Sie begann an einer Büste von Nuala zu arbeiten, merkte aber bald, daß statt dessen nun Greta Shipleys Gesicht ihre Vorstellung beherrschte.
Sie hatte am Abend zuvor so blaß ausgesehen, erinnerte sich Maggie. Sie mußte sich auf dem Sessel abstützen, als sie aufstand, und griff dann nach meinem Arm, als wir aus dem großen Salon zum Essen hinübergingen; ich konnte spüren, wie schwach sie war. Heute hatte sie vorgehabt, im Bett zu bleiben. Sie wollte es nicht zugeben, aber sie fühlte sich krank. Und an dem Tag, als wir zu den Friedhöfen gefahren sind, sagte sie, sie hätte das Gefühl, als würde sie zuviel bedient, als hätte sie keine Energie.
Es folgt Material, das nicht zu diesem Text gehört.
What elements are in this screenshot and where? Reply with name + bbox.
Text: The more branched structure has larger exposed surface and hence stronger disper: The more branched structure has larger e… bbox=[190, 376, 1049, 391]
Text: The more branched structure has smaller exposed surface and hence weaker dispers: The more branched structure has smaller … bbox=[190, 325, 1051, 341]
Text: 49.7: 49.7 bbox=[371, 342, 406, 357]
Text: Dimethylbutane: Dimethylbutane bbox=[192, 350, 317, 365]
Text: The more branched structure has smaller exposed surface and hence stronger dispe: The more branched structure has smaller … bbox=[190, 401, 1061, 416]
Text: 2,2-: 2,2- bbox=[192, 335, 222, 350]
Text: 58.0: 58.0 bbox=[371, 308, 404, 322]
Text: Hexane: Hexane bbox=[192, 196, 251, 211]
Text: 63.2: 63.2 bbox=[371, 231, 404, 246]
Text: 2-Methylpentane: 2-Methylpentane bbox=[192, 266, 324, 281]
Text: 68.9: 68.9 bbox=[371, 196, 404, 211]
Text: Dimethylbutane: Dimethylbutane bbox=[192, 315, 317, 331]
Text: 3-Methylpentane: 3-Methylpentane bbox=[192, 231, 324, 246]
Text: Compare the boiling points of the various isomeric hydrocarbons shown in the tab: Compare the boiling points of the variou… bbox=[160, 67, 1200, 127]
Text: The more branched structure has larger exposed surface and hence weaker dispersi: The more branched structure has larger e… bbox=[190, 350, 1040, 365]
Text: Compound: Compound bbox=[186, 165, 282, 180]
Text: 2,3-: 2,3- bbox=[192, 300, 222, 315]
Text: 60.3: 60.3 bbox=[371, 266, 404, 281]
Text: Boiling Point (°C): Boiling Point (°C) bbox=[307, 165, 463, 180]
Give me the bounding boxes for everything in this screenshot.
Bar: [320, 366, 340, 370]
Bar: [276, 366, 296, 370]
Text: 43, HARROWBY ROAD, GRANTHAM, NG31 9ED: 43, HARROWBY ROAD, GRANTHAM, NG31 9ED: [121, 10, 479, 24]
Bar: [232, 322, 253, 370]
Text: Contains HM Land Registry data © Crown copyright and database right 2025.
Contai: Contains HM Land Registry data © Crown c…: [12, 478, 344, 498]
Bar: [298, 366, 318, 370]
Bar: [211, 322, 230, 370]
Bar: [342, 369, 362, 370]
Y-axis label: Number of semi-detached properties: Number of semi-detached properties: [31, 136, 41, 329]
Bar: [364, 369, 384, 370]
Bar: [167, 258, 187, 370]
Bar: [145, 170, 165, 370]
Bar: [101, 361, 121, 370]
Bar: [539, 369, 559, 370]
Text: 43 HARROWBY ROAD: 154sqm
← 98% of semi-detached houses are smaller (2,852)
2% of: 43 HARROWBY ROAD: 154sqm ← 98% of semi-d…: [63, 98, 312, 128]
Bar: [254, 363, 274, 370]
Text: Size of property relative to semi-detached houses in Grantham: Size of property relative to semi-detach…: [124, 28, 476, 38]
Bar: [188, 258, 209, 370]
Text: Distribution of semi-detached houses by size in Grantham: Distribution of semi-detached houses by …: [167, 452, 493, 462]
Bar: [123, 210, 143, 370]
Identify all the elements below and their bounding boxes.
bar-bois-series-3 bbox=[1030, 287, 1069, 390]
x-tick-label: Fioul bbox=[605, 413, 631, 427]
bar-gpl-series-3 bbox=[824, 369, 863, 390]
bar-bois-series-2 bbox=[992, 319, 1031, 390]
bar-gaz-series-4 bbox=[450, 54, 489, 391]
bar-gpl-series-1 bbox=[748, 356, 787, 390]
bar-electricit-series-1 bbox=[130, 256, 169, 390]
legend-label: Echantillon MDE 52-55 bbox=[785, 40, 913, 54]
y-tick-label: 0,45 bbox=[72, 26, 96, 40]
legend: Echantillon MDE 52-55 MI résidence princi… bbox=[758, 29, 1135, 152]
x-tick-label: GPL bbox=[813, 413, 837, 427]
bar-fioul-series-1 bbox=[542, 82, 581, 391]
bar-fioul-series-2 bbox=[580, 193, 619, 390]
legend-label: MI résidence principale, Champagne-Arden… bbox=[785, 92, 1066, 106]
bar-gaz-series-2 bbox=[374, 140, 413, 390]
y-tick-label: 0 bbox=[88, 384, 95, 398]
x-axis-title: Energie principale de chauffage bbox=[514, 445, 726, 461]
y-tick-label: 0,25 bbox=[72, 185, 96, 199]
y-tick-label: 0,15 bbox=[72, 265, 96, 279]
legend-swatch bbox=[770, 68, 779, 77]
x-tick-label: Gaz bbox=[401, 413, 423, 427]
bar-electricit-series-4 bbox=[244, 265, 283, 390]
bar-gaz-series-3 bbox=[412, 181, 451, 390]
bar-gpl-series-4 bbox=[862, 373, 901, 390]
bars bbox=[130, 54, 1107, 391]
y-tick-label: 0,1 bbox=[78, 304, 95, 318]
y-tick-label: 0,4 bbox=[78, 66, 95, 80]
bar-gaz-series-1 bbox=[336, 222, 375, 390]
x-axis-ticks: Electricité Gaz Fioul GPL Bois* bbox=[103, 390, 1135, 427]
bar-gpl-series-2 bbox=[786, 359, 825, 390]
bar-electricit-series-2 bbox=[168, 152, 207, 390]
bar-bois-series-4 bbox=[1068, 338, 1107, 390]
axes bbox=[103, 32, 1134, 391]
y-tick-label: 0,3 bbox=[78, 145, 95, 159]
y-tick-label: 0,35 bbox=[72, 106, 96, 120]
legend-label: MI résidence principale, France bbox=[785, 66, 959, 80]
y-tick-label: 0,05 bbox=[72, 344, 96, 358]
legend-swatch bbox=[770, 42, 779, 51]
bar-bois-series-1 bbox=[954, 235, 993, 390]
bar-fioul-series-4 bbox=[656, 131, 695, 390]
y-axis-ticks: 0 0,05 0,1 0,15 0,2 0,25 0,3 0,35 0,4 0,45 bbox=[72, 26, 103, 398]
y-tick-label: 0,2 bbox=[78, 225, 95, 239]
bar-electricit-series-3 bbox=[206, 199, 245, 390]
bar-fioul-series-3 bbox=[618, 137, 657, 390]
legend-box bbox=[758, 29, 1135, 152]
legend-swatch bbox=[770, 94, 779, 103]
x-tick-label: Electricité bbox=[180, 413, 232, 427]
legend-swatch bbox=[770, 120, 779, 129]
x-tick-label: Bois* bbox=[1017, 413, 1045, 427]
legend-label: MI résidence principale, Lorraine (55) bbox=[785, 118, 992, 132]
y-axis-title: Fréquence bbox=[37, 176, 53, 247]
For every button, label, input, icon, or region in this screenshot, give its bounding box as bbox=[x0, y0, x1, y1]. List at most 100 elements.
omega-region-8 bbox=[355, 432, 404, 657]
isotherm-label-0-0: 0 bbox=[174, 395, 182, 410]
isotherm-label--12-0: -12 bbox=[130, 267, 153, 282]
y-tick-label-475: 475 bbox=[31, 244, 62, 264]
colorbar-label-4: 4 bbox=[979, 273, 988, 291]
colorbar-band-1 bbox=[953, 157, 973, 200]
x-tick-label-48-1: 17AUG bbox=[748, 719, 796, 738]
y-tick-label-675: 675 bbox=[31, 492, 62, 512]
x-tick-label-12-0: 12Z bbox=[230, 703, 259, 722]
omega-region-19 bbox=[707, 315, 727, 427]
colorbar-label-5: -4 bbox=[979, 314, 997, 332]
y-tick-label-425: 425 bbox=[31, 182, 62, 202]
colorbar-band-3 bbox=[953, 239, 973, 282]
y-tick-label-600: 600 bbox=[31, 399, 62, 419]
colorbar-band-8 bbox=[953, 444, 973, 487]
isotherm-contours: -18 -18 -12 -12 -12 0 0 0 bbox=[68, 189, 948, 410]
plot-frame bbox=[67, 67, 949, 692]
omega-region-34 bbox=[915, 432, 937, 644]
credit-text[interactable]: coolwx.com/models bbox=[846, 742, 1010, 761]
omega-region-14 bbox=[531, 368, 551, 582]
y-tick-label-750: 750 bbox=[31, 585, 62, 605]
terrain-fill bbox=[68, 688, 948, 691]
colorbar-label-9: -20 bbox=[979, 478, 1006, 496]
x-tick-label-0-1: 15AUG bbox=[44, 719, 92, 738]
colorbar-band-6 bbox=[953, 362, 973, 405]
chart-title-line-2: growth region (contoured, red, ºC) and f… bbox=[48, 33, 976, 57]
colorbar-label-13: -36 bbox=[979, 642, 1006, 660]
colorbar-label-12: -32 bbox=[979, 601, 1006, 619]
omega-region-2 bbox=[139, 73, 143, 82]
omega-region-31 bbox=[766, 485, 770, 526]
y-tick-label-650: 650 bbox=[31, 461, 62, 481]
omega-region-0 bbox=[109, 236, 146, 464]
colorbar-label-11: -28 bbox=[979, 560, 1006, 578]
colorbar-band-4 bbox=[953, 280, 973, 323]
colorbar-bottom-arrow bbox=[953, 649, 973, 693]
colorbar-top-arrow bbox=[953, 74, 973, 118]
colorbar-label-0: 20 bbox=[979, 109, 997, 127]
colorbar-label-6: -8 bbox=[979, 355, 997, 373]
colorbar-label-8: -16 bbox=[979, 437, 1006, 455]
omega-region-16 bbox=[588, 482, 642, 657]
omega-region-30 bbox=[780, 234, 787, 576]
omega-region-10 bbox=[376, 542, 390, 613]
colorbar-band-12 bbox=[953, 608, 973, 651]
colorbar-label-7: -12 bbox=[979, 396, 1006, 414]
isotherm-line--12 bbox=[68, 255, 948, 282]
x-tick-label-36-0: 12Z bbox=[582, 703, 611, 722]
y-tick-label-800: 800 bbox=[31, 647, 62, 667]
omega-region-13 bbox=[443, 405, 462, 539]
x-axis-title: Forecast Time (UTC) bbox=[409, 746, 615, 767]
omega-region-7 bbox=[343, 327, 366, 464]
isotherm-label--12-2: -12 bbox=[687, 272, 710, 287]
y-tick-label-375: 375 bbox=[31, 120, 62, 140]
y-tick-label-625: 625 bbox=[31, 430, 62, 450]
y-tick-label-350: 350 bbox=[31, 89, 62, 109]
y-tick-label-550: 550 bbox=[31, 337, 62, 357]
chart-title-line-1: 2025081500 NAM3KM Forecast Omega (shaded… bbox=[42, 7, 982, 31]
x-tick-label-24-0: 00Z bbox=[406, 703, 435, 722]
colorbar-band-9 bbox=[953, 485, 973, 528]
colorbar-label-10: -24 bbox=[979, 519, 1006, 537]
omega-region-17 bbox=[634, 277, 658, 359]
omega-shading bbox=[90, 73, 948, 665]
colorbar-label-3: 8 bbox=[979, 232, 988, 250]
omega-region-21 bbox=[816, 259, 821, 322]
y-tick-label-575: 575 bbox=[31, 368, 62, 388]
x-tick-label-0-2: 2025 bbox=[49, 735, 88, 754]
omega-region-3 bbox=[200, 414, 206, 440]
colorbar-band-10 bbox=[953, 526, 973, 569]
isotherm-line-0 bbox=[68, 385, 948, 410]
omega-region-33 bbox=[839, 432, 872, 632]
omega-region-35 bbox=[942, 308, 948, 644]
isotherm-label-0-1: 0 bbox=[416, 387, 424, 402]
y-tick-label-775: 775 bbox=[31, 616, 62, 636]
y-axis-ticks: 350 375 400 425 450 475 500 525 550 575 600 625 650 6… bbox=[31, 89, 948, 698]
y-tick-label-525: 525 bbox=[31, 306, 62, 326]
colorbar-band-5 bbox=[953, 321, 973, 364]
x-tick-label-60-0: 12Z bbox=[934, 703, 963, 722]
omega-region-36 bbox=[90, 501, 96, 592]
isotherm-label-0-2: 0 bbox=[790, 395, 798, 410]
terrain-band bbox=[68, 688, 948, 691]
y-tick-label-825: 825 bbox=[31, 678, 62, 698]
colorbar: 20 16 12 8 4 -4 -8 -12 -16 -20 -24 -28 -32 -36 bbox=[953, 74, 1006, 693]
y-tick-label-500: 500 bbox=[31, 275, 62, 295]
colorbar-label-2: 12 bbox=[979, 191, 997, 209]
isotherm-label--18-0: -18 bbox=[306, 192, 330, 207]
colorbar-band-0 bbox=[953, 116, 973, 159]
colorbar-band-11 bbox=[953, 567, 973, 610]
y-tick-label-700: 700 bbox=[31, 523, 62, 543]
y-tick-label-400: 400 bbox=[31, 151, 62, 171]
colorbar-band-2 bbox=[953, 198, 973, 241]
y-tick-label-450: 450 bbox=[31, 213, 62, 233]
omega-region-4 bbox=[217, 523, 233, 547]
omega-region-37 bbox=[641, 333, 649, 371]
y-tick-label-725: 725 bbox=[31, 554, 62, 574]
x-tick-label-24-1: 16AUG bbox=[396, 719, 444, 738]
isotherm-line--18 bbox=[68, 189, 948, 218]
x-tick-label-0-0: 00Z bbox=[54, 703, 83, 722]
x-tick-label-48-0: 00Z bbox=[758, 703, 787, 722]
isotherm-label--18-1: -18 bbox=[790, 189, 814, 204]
Genauso war es damals mit Dad, fiel Maggie wieder ein. Seine Freunde berichteten ihr, er hätte sich mit Müdigkeit entschuldigt und ein gemeinsam mit ihnen geplantes Abendessen abgesagt und sei früh zu Bett gegangen. Er ist nie wieder aufgewacht. Herzversagen. Genau dasselbe, was laut Dr. Lane Greta zugestoßen ist.
Leer, dachte sie. Ich komme mir so leer vor. Es hatte keinen Sinn, jetzt zu versuchen zu arbeiten. Sie fühlte sich nicht inspiriert. Sogar der Ton ließ sie im Stich.
Mein Gott, dachte sie, schon wieder eine Beerdigung. Greta Shipley hatte nie Kinder gehabt, also waren vornehmlich Freunde zu diesem Anlaß zu erwarten.
Beerdigung. Das Wort rüttelte ihr Gedächtnis wach. Sie mußte an die Aufnahmen denken, die sie auf den Friedhöfen gemacht hatte. Bestimmt waren die inzwischen entwickelt.
Sie sollte sie jetzt abholen und genau untersuchen. Doch wonach untersuchen? Sie schüttelte den Kopf. Sie wußte die Antwort noch nicht, aber sie war überzeugt davon, daß es eine gab.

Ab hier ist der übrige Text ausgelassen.